Waldspaziergang; Wet hot pale ale; Würstchen mit Kartoffelsalat an Heiligabend; Schwedischer Kartoffelsalat; Sven darf Weihnachten nicht kochen;„Weihnachten ist die Zeit, wo die Familie zusammenkommt, um sich zu streiten“ (Olly); Wat de Bur net kennt, dat fret er nit; Gourmetmeile Minden;Laugenklöße; „Ich hab ’nen Kloß im Hals“; Dazu Rahmpilze; OchsenbäckchenPulled Pork; Weihnachtsburger mit Wildhack; Weihnachten in der Welt (englisch);Bruschetta; Stollen anrösten mit Bratapfelkompott und einer Kugel Eis; Weihnachtspunsch; Laugenklöße mit Rotkohlsalat und Maispoularde;

4 Gedanken zu “CC 096-Weihnachtsschmaus

  1. Pingback: Vorhersage Donnerstag, 19.12.2013 | die Hörsuppe

  2. Tolle Folge und nun hab ich Hunger auf Pferdeklopse! Ich studiere in Heilbronn und habe hier in knapp vier Jahren noch keinen tollen Pferdemetzger gefunden. In meiner Heimat Recklinghausen kann ich Hobbolt wärmstens empfehlen, super dort! Über Weihnachten gehts in die Heimat und dann gibt es bestimmt auch Pferdeklopse mit Klößen und Rotkohl in Dunkler Sauce.

    Eine Frage noch: ich studiere Tourismusmanagement und im Januar kommt jemand vom Westfalen Culinarium für einen Vortrag bei uns vorbei. Wart ihr da schonmal? Sofern ihr dazu schon mal was gesagt habt, entschuldigung

    Ich wünsche euch frohe Festtage mit euren Liebsten und einen guten Rutsch ins neue Jahr mit weiteren Folgen :)

    Tatjana

  3. Frohes Fest und noch besseren Genuss wünsche ich Euch….und möchte außderdem einen kleinen Aussprachefehler von Sven korrigieren, der mir schon ein paar mal aufgefallen ist. Es heißt nicht uh – goh, sonder o`gu. Bitte hier weiterlesen:
    http://de.wikipedia.org/wiki/Hautgout

    Die Franzosen und manchmal auch die Amis übertreiben es oft etwas mit der „Reifung“ – die lassen das Flesch so lange hängen, das dürfte keine deutsche Gstastätte mehr anbieten.
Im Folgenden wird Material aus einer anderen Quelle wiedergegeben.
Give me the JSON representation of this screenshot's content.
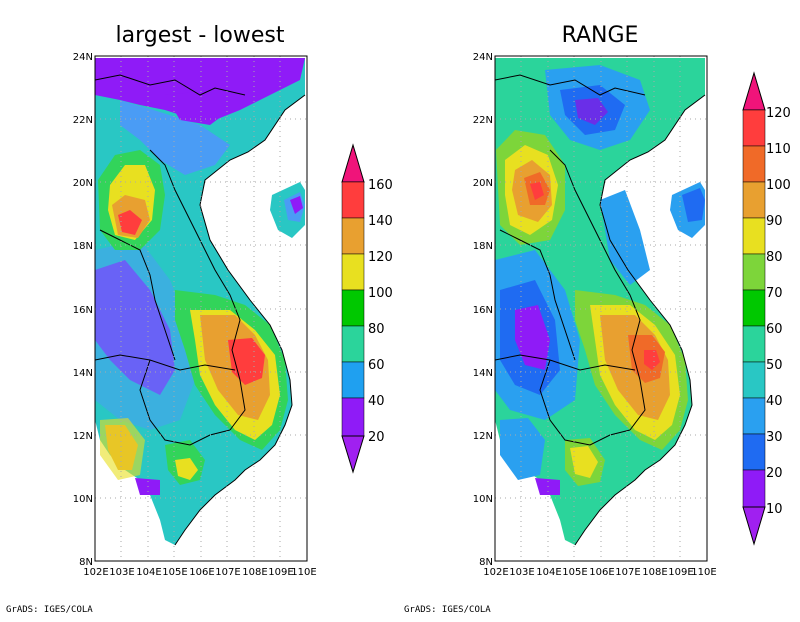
{
  "credit": "GrADS: IGES/COLA",
  "lat_ticks": [
    "8N",
    "10N",
    "12N",
    "14N",
    "16N",
    "18N",
    "20N",
    "22N",
    "24N"
  ],
  "lon_ticks": [
    "102E",
    "103E",
    "104E",
    "105E",
    "106E",
    "107E",
    "108E",
    "109E",
    "110E"
  ],
  "maps": [
    {
      "title": "largest - lowest",
      "colorbar_labels": [
        "20",
        "40",
        "60",
        "80",
        "100",
        "120",
        "140",
        "160"
      ],
      "colors": [
        "#8f1bf7",
        "#4a9cf5",
        "#29c7c4",
        "#32d45a",
        "#00c800",
        "#e8e020",
        "#e8a030",
        "#ff3d3d",
        "#f0147a"
      ],
      "hotspots": [
        {
          "lon": 103.3,
          "lat": 18.7,
          "level": 7
        },
        {
          "lon": 107.6,
          "lat": 14.4,
          "level": 7
        },
        {
          "lon": 107.2,
          "lat": 14.8,
          "level": 6
        },
        {
          "lon": 103.5,
          "lat": 11.8,
          "level": 5
        },
        {
          "lon": 105.5,
          "lat": 10.8,
          "level": 5
        },
        {
          "lon": 104.5,
          "lat": 22.5,
          "level": 1
        }
      ]
    },
    {
      "title": "RANGE",
      "colorbar_labels": [
        "10",
        "20",
        "30",
        "40",
        "50",
        "60",
        "70",
        "80",
        "90",
        "100",
        "110",
        "120"
      ],
      "colors": [
        "#8f1bf7",
        "#6a2ee8",
        "#1f6bf2",
        "#2aa0f0",
        "#29c7c4",
        "#2bd49b",
        "#00c800",
        "#7dd53a",
        "#e8e020",
        "#e8a030",
        "#f06a28",
        "#ff3d3d",
        "#f0147a"
      ],
      "hotspots": [
        {
          "lon": 103.6,
          "lat": 19.6,
          "level": 10
        },
        {
          "lon": 107.8,
          "lat": 14.4,
          "level": 10
        },
        {
          "lon": 107.2,
          "lat": 14.8,
          "level": 9
        },
        {
          "lon": 105.4,
          "lat": 11.2,
          "level": 8
        },
        {
          "lon": 104.2,
          "lat": 13.8,
          "level": 1
        },
        {
          "lon": 104.8,
          "lat": 22.6,
          "level": 2
        }
      ]
    }
  ]
}
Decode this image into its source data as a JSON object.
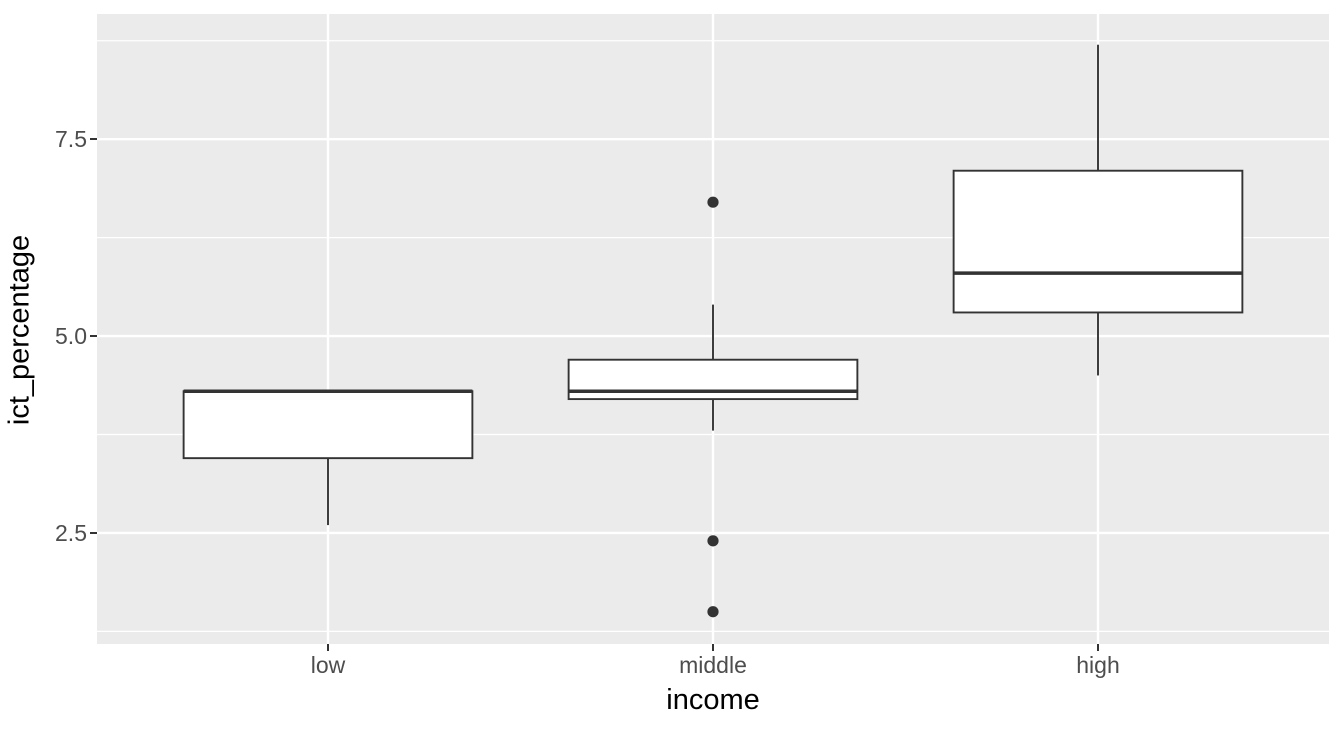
{
  "figure": {
    "background": "#FFFFFF",
    "panel_background": "#EBEBEB",
    "grid_color": "#FFFFFF",
    "box_fill": "#FFFFFF",
    "box_stroke": "#333333",
    "outlier_color": "#333333",
    "tick_mark_color": "#333333",
    "axis_text_color": "#4D4D4D",
    "axis_title_color": "#000000"
  },
  "chart_data": {
    "type": "boxplot",
    "title": "",
    "xlabel": "income",
    "ylabel": "ict_percentage",
    "categories": [
      "low",
      "middle",
      "high"
    ],
    "ylim": [
      1.09,
      9.09
    ],
    "y_major_ticks": [
      2.5,
      5.0,
      7.5
    ],
    "y_tick_labels": [
      "2.5",
      "5.0",
      "7.5"
    ],
    "y_minor_ticks": [
      1.25,
      3.75,
      6.25,
      8.75
    ],
    "grid": true,
    "legend_position": "none",
    "series": [
      {
        "category": "low",
        "min": 2.6,
        "q1": 3.45,
        "median": 4.3,
        "q3": 4.3,
        "max": 4.3,
        "outliers": []
      },
      {
        "category": "middle",
        "min": 3.8,
        "q1": 4.2,
        "median": 4.3,
        "q3": 4.7,
        "max": 5.4,
        "outliers": [
          6.7,
          2.4,
          1.5
        ]
      },
      {
        "category": "high",
        "min": 4.5,
        "q1": 5.3,
        "median": 5.8,
        "q3": 7.1,
        "max": 8.7,
        "outliers": []
      }
    ]
  }
}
    Kleines Schmankerl am Schluß – für alle Sandwich- und Burgerfans:
    http://www.youtube.com/watch?v=1iciN5y6nF0

  4. Tolle Sendung Leute, ich bekomme jedes mal Hunger wenn ich eurem Podcast lausche.
    zum Thema Laugengebäck, ein einfaches Rezept zu Fastenbeugerl, aber geht auch prima als Laugengebäck:
    150g Roggenmehl
    350g Weizenmehl
    1 Packung Trockenhefe (Germ auf Ö)
    1 TL Kümmel ganz
    4 EL Natron
    1\2 TL Salz
    Grobes Salz zum Bestreuen
    1\3 L lauwarmes Wasser

    Mehl, Hefe und Salz mischen. Kümmel etwas kleinhacken, nicht zu klein und zum Mehl geben. Mit Wasser zu einem Teig mischen. Die Wassermenge anpassen bis ein nicht zu klebriger Teig entsteht.

    1bis 2 Stunden warm stellen, abdecken.
    Mit dem Natron und ca. 3l Wasser eine Lösung herstellen und aufkochen lassen.

    Teig zu Würsten formen, Ringe mit 10 cm Durchmesser bilden.
    Die Ringe in die Lauge geben 10 bis 20 s im Wasser lassen. Dann auf Backblech geben und mit dem groben Salz bestreuen. Mohn, Seasam…..
    Kann man auch hinzufügen. Bei 190 Grad Ober/Unterhitze backen.

    Das Original Rezept geht mit einer Kochsalzlösung, wird dann eben kein Laugengebäck, sondern Fastenbeugerl. Diese werden bei uns vor Ostern gebacken.

    Macht weiter so, freue mich auf die nächsten Sendungen.